Administration Puts HealthCare.gov Enrollees at Risk
Last year the Obama administration put Americans at risk as it ignored numerous warnings about the readiness of HealthCare.gov. Its decision to go ahead with the website caused confusion and frustration at the same time Obamacare was causing people to lose their insurance. This year, the administration has created another large risk for federal exchange enrollees. It’s been providing potentially unlawful tax credits for people to buy insurance in states with federal exchanges.
The Supreme Court will rule on the legality of these tax credits in the case King v. Burwell. If the credits are disallowed, out-of-pocket premiums for federal exchange enrollees would skyrocket to reflect Obamacare’s true cost. The court could also require people to repay tax credits already received. The Obama administration has decided not to inform current enrollees or people browsing plans on HealthCare.gov of the potential ramifications. In contrast, the administration has provided insurers with protection from such a ruling.
The administration’s failure to inform customers is profoundly irresponsible. Millions of people are making financial decisions about their health insurance coverage without full knowledge of the risks of enrolling through HealthCare.gov.
Out-of-pocket premium costs
Source: Kaiser Family Foundation. Calculated using median family income. Four people in a family; two parents, age 45; two minor children. National average for second-lowest cost silver plan in 2015.
IRS Rule Conceals Obamacare’s True Cost
Obamacare’s many mandates and regulations significantly increased premiums in the individual insurance market – by an average of nearly 50 percent between 2013 and 2014. Obamacare’s tax credits were created to paper over the new higher expenses by passing much of the cost from policyholders to taxpayers. Without the tax credits, people will be confronted with the law’s true cost and will face much higher premiums.
Obamacare’s plain language restricted these tax credits to exchanges established by states. They were meant to be an incentive to get states to accept the law and set up their own exchanges. The IRS ignored the text of the law and effectively rewrote the statute. It issued a regulation that allowed tax credits to go to insurance plans purchased on an exchange, even if it was the federal exchange and not one established by a state. Already, two federal courts have found the IRS rule to be illegal. The IRS likely authorized hundreds of billions of dollars in taxes and spending beyond what Congress allowed.

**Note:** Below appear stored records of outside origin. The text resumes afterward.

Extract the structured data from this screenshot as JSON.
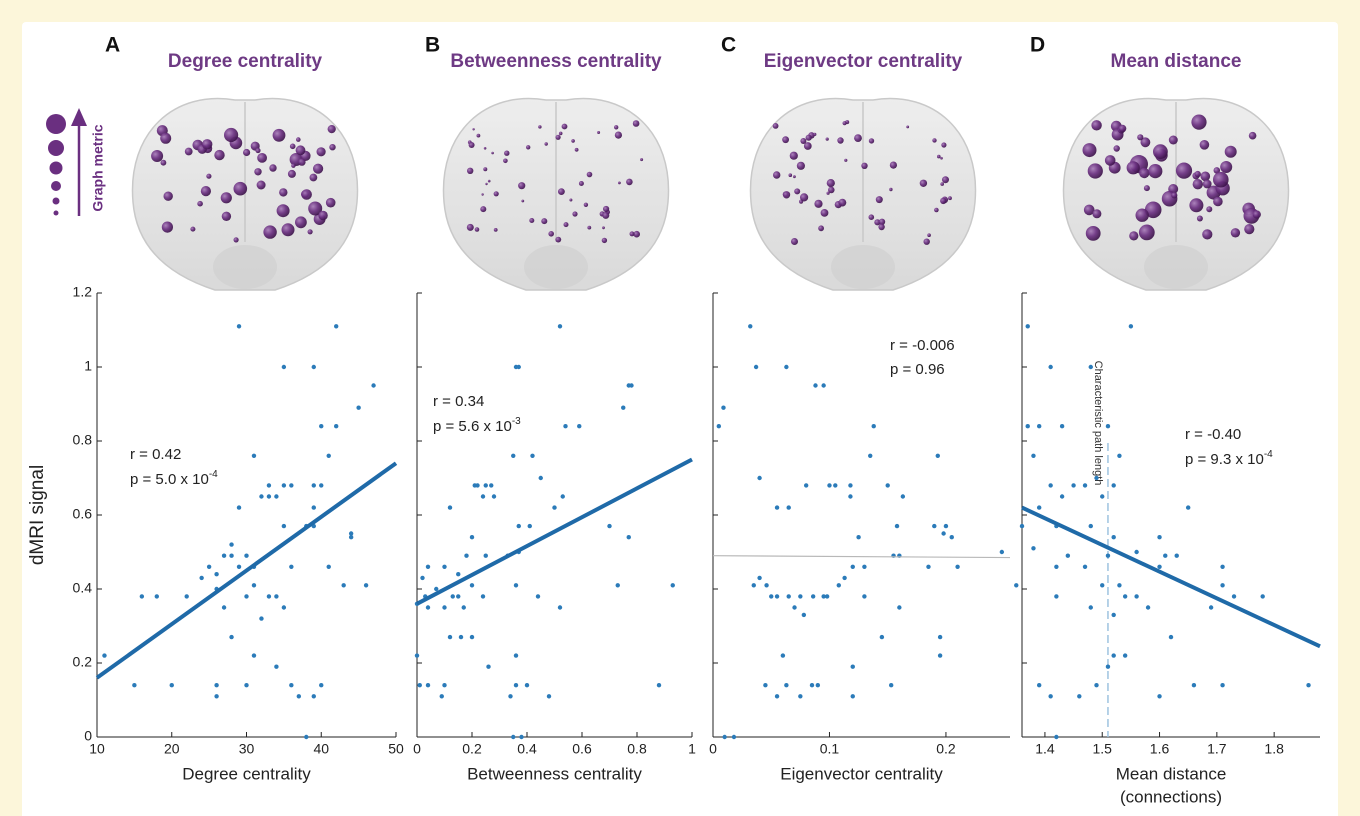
{
  "chart_data": [
    {
      "type": "scatter",
      "panel": "A",
      "title": "Degree centrality",
      "xlabel": [
        "Degree centrality"
      ],
      "ylabel": "dMRI signal",
      "legend_label": "Graph metric",
      "annotation_r": "r = 0.42",
      "annotation_p": "p = 5.0 x 10",
      "annotation_p_exponent": "-4",
      "xlim": [
        10,
        50
      ],
      "xticks": [
        10,
        20,
        30,
        40,
        50
      ],
      "ylim": [
        0,
        1.2
      ],
      "yticks": [
        0,
        0.2,
        0.4,
        0.6,
        0.8,
        1,
        1.2
      ],
      "ytick_labels": true,
      "color": "#2b7bb9",
      "x": [
        29,
        42,
        35,
        39,
        47,
        45,
        40,
        42,
        31,
        41,
        33,
        34,
        35,
        36,
        32,
        33,
        39,
        40,
        29,
        39,
        35,
        38,
        39,
        44,
        44,
        30,
        27,
        28,
        28,
        25,
        29,
        26,
        31,
        36,
        41,
        16,
        18,
        22,
        26,
        30,
        31,
        33,
        34,
        43,
        46,
        24,
        27,
        32,
        35,
        28,
        31,
        34,
        11,
        15,
        20,
        26,
        26,
        30,
        36,
        37,
        40,
        39,
        38
      ],
      "values": [
        1.11,
        1.11,
        1.0,
        1.0,
        0.95,
        0.89,
        0.84,
        0.84,
        0.76,
        0.76,
        0.68,
        0.65,
        0.68,
        0.68,
        0.65,
        0.65,
        0.68,
        0.68,
        0.62,
        0.62,
        0.57,
        0.57,
        0.57,
        0.55,
        0.54,
        0.49,
        0.49,
        0.49,
        0.52,
        0.46,
        0.46,
        0.44,
        0.46,
        0.46,
        0.46,
        0.38,
        0.38,
        0.38,
        0.4,
        0.38,
        0.41,
        0.38,
        0.38,
        0.41,
        0.41,
        0.43,
        0.35,
        0.32,
        0.35,
        0.27,
        0.22,
        0.19,
        0.22,
        0.14,
        0.14,
        0.14,
        0.11,
        0.14,
        0.14,
        0.11,
        0.14,
        0.11,
        0.0
      ],
      "trend_line": {
        "x": [
          10,
          50
        ],
        "y": [
          0.16,
          0.74
        ],
        "color": "#1f6aa8",
        "width": 4
      }
    },
    {
      "type": "scatter",
      "panel": "B",
      "title": "Betweenness centrality",
      "xlabel": [
        "Betweenness centrality"
      ],
      "annotation_r": "r = 0.34",
      "annotation_p": "p = 5.6 x 10",
      "annotation_p_exponent": "-3",
      "xlim": [
        0,
        1
      ],
      "xticks": [
        0,
        0.2,
        0.4,
        0.6,
        0.8,
        1
      ],
      "ylim": [
        0,
        1.2
      ],
      "yticks": [
        0,
        0.2,
        0.4,
        0.6,
        0.8,
        1,
        1.2
      ],
      "ytick_labels": false,
      "color": "#2b7bb9",
      "x": [
        0.52,
        0.36,
        0.37,
        0.77,
        0.78,
        0.75,
        0.54,
        0.59,
        0.35,
        0.42,
        0.45,
        0.21,
        0.22,
        0.25,
        0.27,
        0.24,
        0.28,
        0.12,
        0.5,
        0.53,
        0.37,
        0.41,
        0.7,
        0.2,
        0.37,
        0.25,
        0.18,
        0.33,
        0.77,
        0.02,
        0.04,
        0.1,
        0.15,
        0.2,
        0.07,
        0.03,
        0.13,
        0.15,
        0.24,
        0.36,
        0.44,
        0.73,
        0.93,
        0.0,
        0.04,
        0.1,
        0.17,
        0.12,
        0.16,
        0.2,
        0.52,
        0.26,
        0.36,
        0.0,
        0.01,
        0.04,
        0.1,
        0.09,
        0.36,
        0.34,
        0.4,
        0.48,
        0.88,
        0.35,
        0.38
      ],
      "values": [
        1.11,
        1.0,
        1.0,
        0.95,
        0.95,
        0.89,
        0.84,
        0.84,
        0.76,
        0.76,
        0.7,
        0.68,
        0.68,
        0.68,
        0.68,
        0.65,
        0.65,
        0.62,
        0.62,
        0.65,
        0.57,
        0.57,
        0.57,
        0.54,
        0.5,
        0.49,
        0.49,
        0.49,
        0.54,
        0.43,
        0.46,
        0.46,
        0.44,
        0.41,
        0.4,
        0.38,
        0.38,
        0.38,
        0.38,
        0.41,
        0.38,
        0.41,
        0.41,
        0.36,
        0.35,
        0.35,
        0.35,
        0.27,
        0.27,
        0.27,
        0.35,
        0.19,
        0.22,
        0.22,
        0.14,
        0.14,
        0.14,
        0.11,
        0.14,
        0.11,
        0.14,
        0.11,
        0.14,
        0.0,
        0.0
      ],
      "trend_line": {
        "x": [
          0,
          1
        ],
        "y": [
          0.36,
          0.75
        ],
        "color": "#1f6aa8",
        "width": 4
      }
    },
    {
      "type": "scatter",
      "panel": "C",
      "title": "Eigenvector centrality",
      "xlabel": [
        "Eigenvector centrality"
      ],
      "annotation_r": "r = -0.006",
      "annotation_p": "p = 0.96",
      "xlim": [
        0,
        0.255
      ],
      "xticks": [
        0,
        0.1,
        0.2
      ],
      "ylim": [
        0,
        1.2
      ],
      "yticks": [
        0,
        0.2,
        0.4,
        0.6,
        0.8,
        1,
        1.2
      ],
      "ytick_labels": false,
      "color": "#2b7bb9",
      "x": [
        0.032,
        0.037,
        0.063,
        0.088,
        0.095,
        0.009,
        0.005,
        0.138,
        0.193,
        0.135,
        0.04,
        0.08,
        0.1,
        0.105,
        0.118,
        0.15,
        0.118,
        0.163,
        0.055,
        0.065,
        0.158,
        0.19,
        0.2,
        0.198,
        0.205,
        0.125,
        0.155,
        0.16,
        0.248,
        0.04,
        0.035,
        0.046,
        0.05,
        0.055,
        0.065,
        0.075,
        0.086,
        0.095,
        0.098,
        0.108,
        0.113,
        0.12,
        0.13,
        0.185,
        0.21,
        0.07,
        0.078,
        0.13,
        0.145,
        0.16,
        0.195,
        0.195,
        0.12,
        0.06,
        0.045,
        0.055,
        0.063,
        0.075,
        0.085,
        0.09,
        0.12,
        0.153,
        0.01,
        0.018
      ],
      "values": [
        1.11,
        1.0,
        1.0,
        0.95,
        0.95,
        0.89,
        0.84,
        0.84,
        0.76,
        0.76,
        0.7,
        0.68,
        0.68,
        0.68,
        0.68,
        0.68,
        0.65,
        0.65,
        0.62,
        0.62,
        0.57,
        0.57,
        0.57,
        0.55,
        0.54,
        0.54,
        0.49,
        0.49,
        0.5,
        0.43,
        0.41,
        0.41,
        0.38,
        0.38,
        0.38,
        0.38,
        0.38,
        0.38,
        0.38,
        0.41,
        0.43,
        0.46,
        0.46,
        0.46,
        0.46,
        0.35,
        0.33,
        0.38,
        0.27,
        0.35,
        0.27,
        0.22,
        0.19,
        0.22,
        0.14,
        0.11,
        0.14,
        0.11,
        0.14,
        0.14,
        0.11,
        0.14,
        0.0,
        0.0
      ],
      "trend_line": {
        "x": [
          0,
          0.255
        ],
        "y": [
          0.49,
          0.485
        ],
        "color": "#b8b8b8",
        "width": 1.2
      }
    },
    {
      "type": "scatter",
      "panel": "D",
      "title": "Mean distance",
      "xlabel": [
        "Mean distance",
        "(connections)"
      ],
      "annotation_r": "r = -0.40",
      "annotation_p": "p = 9.3 x 10",
      "annotation_p_exponent": "-4",
      "reference_line": {
        "x": 1.51,
        "label": "Characteristic path length",
        "color": "#9ec3e0"
      },
      "xlim": [
        1.36,
        1.88
      ],
      "xticks": [
        1.4,
        1.5,
        1.6,
        1.7,
        1.8
      ],
      "ylim": [
        0,
        1.2
      ],
      "yticks": [
        0,
        0.2,
        0.4,
        0.6,
        0.8,
        1,
        1.2
      ],
      "ytick_labels": false,
      "color": "#2b7bb9",
      "x": [
        1.37,
        1.55,
        1.41,
        1.48,
        1.37,
        1.39,
        1.43,
        1.51,
        1.53,
        1.38,
        1.49,
        1.41,
        1.45,
        1.47,
        1.52,
        1.43,
        1.5,
        1.39,
        1.65,
        1.36,
        1.42,
        1.48,
        1.52,
        1.6,
        1.38,
        1.44,
        1.51,
        1.56,
        1.61,
        1.63,
        1.6,
        1.71,
        1.42,
        1.47,
        1.35,
        1.42,
        1.5,
        1.53,
        1.54,
        1.56,
        1.71,
        1.73,
        1.78,
        1.48,
        1.52,
        1.58,
        1.62,
        1.52,
        1.54,
        1.51,
        1.39,
        1.41,
        1.46,
        1.49,
        1.6,
        1.66,
        1.71,
        1.86,
        1.42,
        1.69
      ],
      "values": [
        1.11,
        1.11,
        1.0,
        1.0,
        0.84,
        0.84,
        0.84,
        0.84,
        0.76,
        0.76,
        0.7,
        0.68,
        0.68,
        0.68,
        0.68,
        0.65,
        0.65,
        0.62,
        0.62,
        0.57,
        0.57,
        0.57,
        0.54,
        0.54,
        0.51,
        0.49,
        0.49,
        0.5,
        0.49,
        0.49,
        0.46,
        0.46,
        0.46,
        0.46,
        0.41,
        0.38,
        0.41,
        0.41,
        0.38,
        0.38,
        0.41,
        0.38,
        0.38,
        0.35,
        0.33,
        0.35,
        0.27,
        0.22,
        0.22,
        0.19,
        0.14,
        0.11,
        0.11,
        0.14,
        0.11,
        0.14,
        0.14,
        0.14,
        0.0,
        0.35
      ],
      "trend_line": {
        "x": [
          1.36,
          1.88
        ],
        "y": [
          0.62,
          0.245
        ],
        "color": "#1f6aa8",
        "width": 4
      }
    }
  ]
}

Since the tax credits are linked to the penalties for the employer and individual mandates, the rule also extends those penalties to states that opted not to create a state exchange. If the Supreme Court invalidates IRS’s rule, many people will have signed up for coverage with a mistaken belief that the individual mandate applies to them.
Propping up Obamacare
The administrator of the Centers for Medicare and Medicaid Services, Marilyn Tavenner, testified at a House hearing last week that the administration does not plan to educate the American people about the potential ramifications of King because “this is not a closed case.”
While the administration fails to inform people about the possible ramifications of King, it has created an escape hatch for insurers. Inside Health Reform reported in October that contracts between CMS and insurers who sell in the exchanges include a new clause this year. CMS now lets insurers get out of the contracts if the tax credits stop flowing in federal exchanges. The rationale is that insurers based their prices on the tax credits being available. The article also reported that “the new clause was inserted at the request of issuers, and that both parties believe the clause is critical.” In last week’s hearing, Tavenner testified that CMS negotiated these contracts with insurers over the summer – and that every contract has the same clause.
That decision fits a pattern. The White House intervened to increase the likelihood and size of a taxpayer bailout of insurers through the risk corridor program. It also made payments to insurance companies through Obamacare’s cost-sharing reduction program, despite the lack of congressional appropriations for the payments. The Congressional Budget Office estimated in April that these payments will total $175 billion over the next decade.
The administration is propping up the law and obscuring its true costs from taxpayers. Americans have made decisions as if the tax credits will be available all of next year, despite the challenge before the Supreme Court in King. By failing to inform enrollees that these payments may disappear, the administration could cause serious pain for Americans next year.